Choquequirao, la otra ciudad perdida de los incas

La hermana poco conocida de Machu Picchu, comparte con esta la estructura arquitectónica pero, debido a lo remoto y exigente del viaje, Choquequirao es aún muy poco visitada por los turistas.

Choquequirao significa “cuna de oro” en quechua y por ser uno de los asentamientos incas más remotos en los Andes peruanos, se necesitan dos días de una exigente caminata para llegar. Se ubica en la cordillera de Vilcabamba a 3.050 metros sobre el nivel del mar y en la cima del cañón del río Apurímac, el más profundo de América, y con el nevado Salkantay, de 6.271 metros, a su espalda.

Existen varias especulaciones sobre su la historia y el papel de esta antigua ciudad en el mundo inca, puede haber sido una residencia real de Túpac Yupanqui; un centro administrativo y ceremonial, nexo entre el Cuzco y el Amazonas o, incluso algunos historiadores señalan a Choquequirao como el último refugio de los incas antes de que su imperio fuera destruido por los españoles.

(Foto: Rafal Cichawa/ 123RF).

Los arqueólogos calculan que este complejo arqueológico, además de estar muy bien conservado, es dos o tres veces más grande que el de Machu Picchu y que solo un 40 por ciento de su superficie está explorada y expuesta. Existen distintos proyectos para explotar masivamente el lugar. Uno de ellos impulsa la construcción de un teleférico en todo el valle para llevar a las ruinas a 3.000 visitantes diarios en un viaje de pocos minutos. Por lo tanto, para evitar las masas de turistas venideras hay que apurarse para ser uno de los treinta viajeros diarios que visitan esta antigua ciudad inca.

¿Cómo llegar a la antigua ciudad?

En Cusco se pueden contratar los tours hacia Choquequirao, en el caso de hacerlo por cuenta propia, primero hay que ir hasta el pequeño pueblo de Cachora, a 165 kilómetros de Cusco (unas 5 horas de viaje en bus), allí se pueden alquilar caballos y, por una cantidad más que razonable, un guía.

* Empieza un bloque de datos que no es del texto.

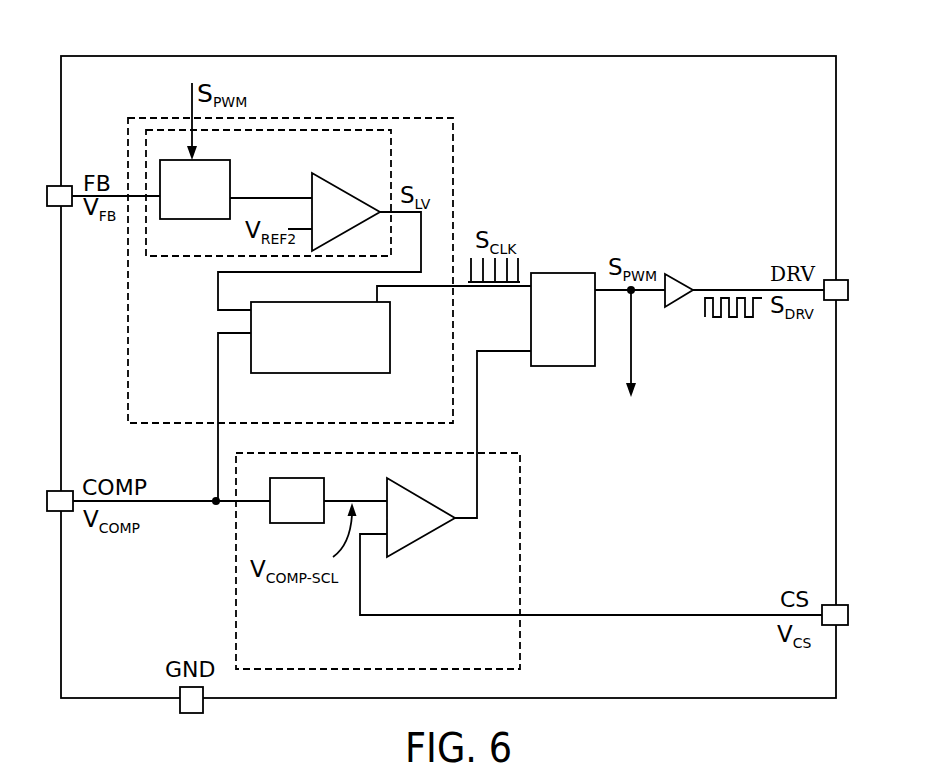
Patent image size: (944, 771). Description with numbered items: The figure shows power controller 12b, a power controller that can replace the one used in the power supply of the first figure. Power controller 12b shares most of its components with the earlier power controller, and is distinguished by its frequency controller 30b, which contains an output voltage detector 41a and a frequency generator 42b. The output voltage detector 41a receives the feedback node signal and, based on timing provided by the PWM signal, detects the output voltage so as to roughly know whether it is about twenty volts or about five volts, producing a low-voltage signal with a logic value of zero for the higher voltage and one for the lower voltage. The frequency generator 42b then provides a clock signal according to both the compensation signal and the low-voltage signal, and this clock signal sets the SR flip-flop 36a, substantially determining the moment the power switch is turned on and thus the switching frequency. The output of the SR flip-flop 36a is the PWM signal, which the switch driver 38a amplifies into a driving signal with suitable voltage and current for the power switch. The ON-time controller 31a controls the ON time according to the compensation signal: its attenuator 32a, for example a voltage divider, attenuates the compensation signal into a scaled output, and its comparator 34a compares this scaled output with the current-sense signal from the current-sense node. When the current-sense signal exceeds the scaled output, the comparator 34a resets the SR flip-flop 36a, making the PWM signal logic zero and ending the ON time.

The power controller 12b is at (145, 56).
The frequency controller 30b is at (425, 118).
The output voltage detector 41a is at (374, 160).
The frequency generator 42b is at (293, 361).
The SR flip-flop 36a is at (585, 328).
The switch driver 38a is at (672, 277).
The ON-time controller 31a is at (300, 660).
The attenuator 32a is at (278, 512).
The comparator 34a is at (418, 538).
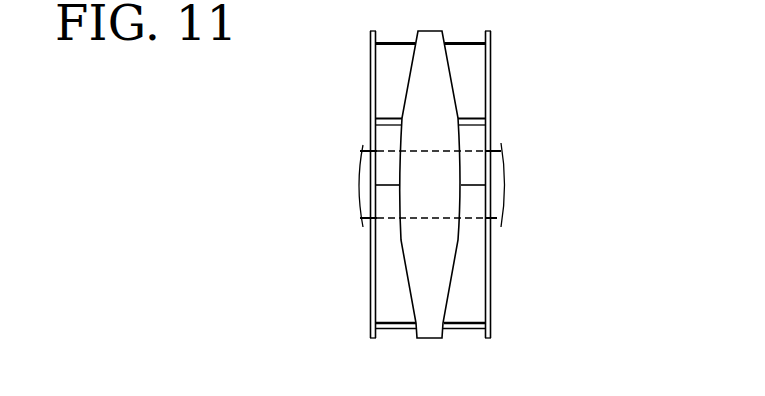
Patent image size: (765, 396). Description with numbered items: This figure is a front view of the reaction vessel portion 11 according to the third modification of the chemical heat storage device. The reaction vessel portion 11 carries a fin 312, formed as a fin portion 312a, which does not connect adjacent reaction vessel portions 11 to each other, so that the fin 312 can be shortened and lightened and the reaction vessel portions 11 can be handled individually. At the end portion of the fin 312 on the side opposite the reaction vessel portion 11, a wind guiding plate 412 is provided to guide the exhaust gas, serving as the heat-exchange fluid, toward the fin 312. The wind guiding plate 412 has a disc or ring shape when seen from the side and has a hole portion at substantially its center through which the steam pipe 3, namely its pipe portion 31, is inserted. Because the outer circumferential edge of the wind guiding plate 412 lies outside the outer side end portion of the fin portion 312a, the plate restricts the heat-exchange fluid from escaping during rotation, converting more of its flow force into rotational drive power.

The reaction vessel portion 11 is at (402, 83).
The wind guiding plate 412 is at (374, 113).
The pipe portion 31 is at (428, 185).
The steam pipe 3 is at (360, 185).
The fin 312 is at (430, 307).
The fin portion 312a is at (430, 326).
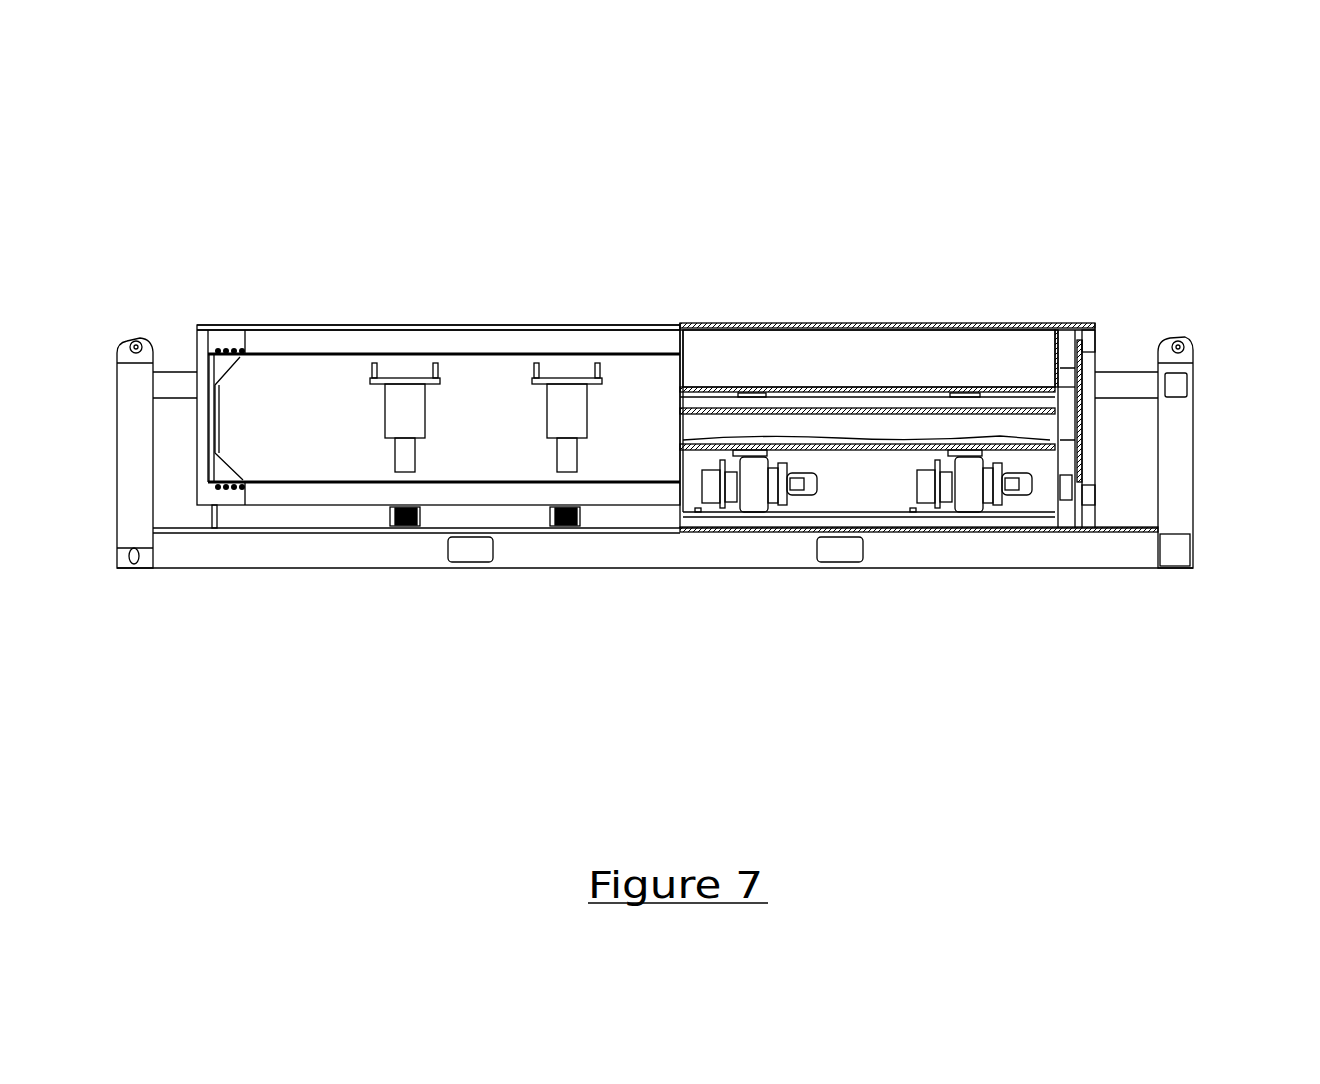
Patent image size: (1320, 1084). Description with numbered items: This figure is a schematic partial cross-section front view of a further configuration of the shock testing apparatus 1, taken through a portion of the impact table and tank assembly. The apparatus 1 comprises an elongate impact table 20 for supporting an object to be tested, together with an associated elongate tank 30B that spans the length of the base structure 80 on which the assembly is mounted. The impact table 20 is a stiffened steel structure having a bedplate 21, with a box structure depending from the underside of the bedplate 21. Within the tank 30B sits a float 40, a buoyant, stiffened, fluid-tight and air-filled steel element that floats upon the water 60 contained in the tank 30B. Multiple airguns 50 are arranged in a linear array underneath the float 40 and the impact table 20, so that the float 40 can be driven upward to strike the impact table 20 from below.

The shock testing apparatus 1 is at (270, 175).
The impact table 20 is at (865, 300).
The bedplate 21 is at (382, 322).
The elongate tank 30B is at (345, 445).
The float 40 is at (1032, 430).
The airguns 50 is at (752, 492).
The water 60 is at (1063, 440).
The base structure 80 is at (408, 578).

La caminata comienza con el descenso de unos 1500 metros hacia el cañón del Apurímac, para luego acampar y pasar la primera noche en Playa Rosalina. Al día siguiente se cruza el río para iniciar el ascenso entre cactus y senderos polvorientos, a medida que se gana altura el paisaje suma vegetación y se torna selvático hasta llegar a Marampata, sede del parque arqueológico y la puerta de entrada a las ruinas, allí se pasa la segunda noche para acceder temprano a la ciudad inca de Choquequirao.

El yacimiento arqueológico ocupa tres cerros y tiene doce sectores (algunos todavía enterrados), en torno a la gran plaza se encuentran numerosas edificaciones: templos, plataforma ceremonial, edificios administrativos y construcciones de dos pisos. Como es común en las los poblados incas, Choquequirao cuenta con el sistema de terrazas con canales de agua, para el uso agrícola de las laderas de los cerros y en sus andenes se observan las figuras de piedra conocidas como las “Llamas del Sol”

Definitivamente llegar a Choquequirao no es fácil, pero esta silenciosa (por ahora) ciudadela, escondida entre la naturaleza salvaje, recompensa cualquier esfuerzo.

(Foto: Daniel/ 123RF).

Recomendaciones para la caminata a Choquequirao

-Por el mal de altura se aconseja aclimatarse en Cusco al menos un día antes de hacer la caminata.

– Se recomienda tener una adecuada preparación física.

– Se aconseja empezar las caminatas muy temprano para evitar el calor.

– Indispensables: bloqueador solar, repelente de insectos, gorro o sombrero, zapatos adecuados, guantes para el frío, ropa de repuesto, botella de agua, snacks y medicinas de primeros auxilios.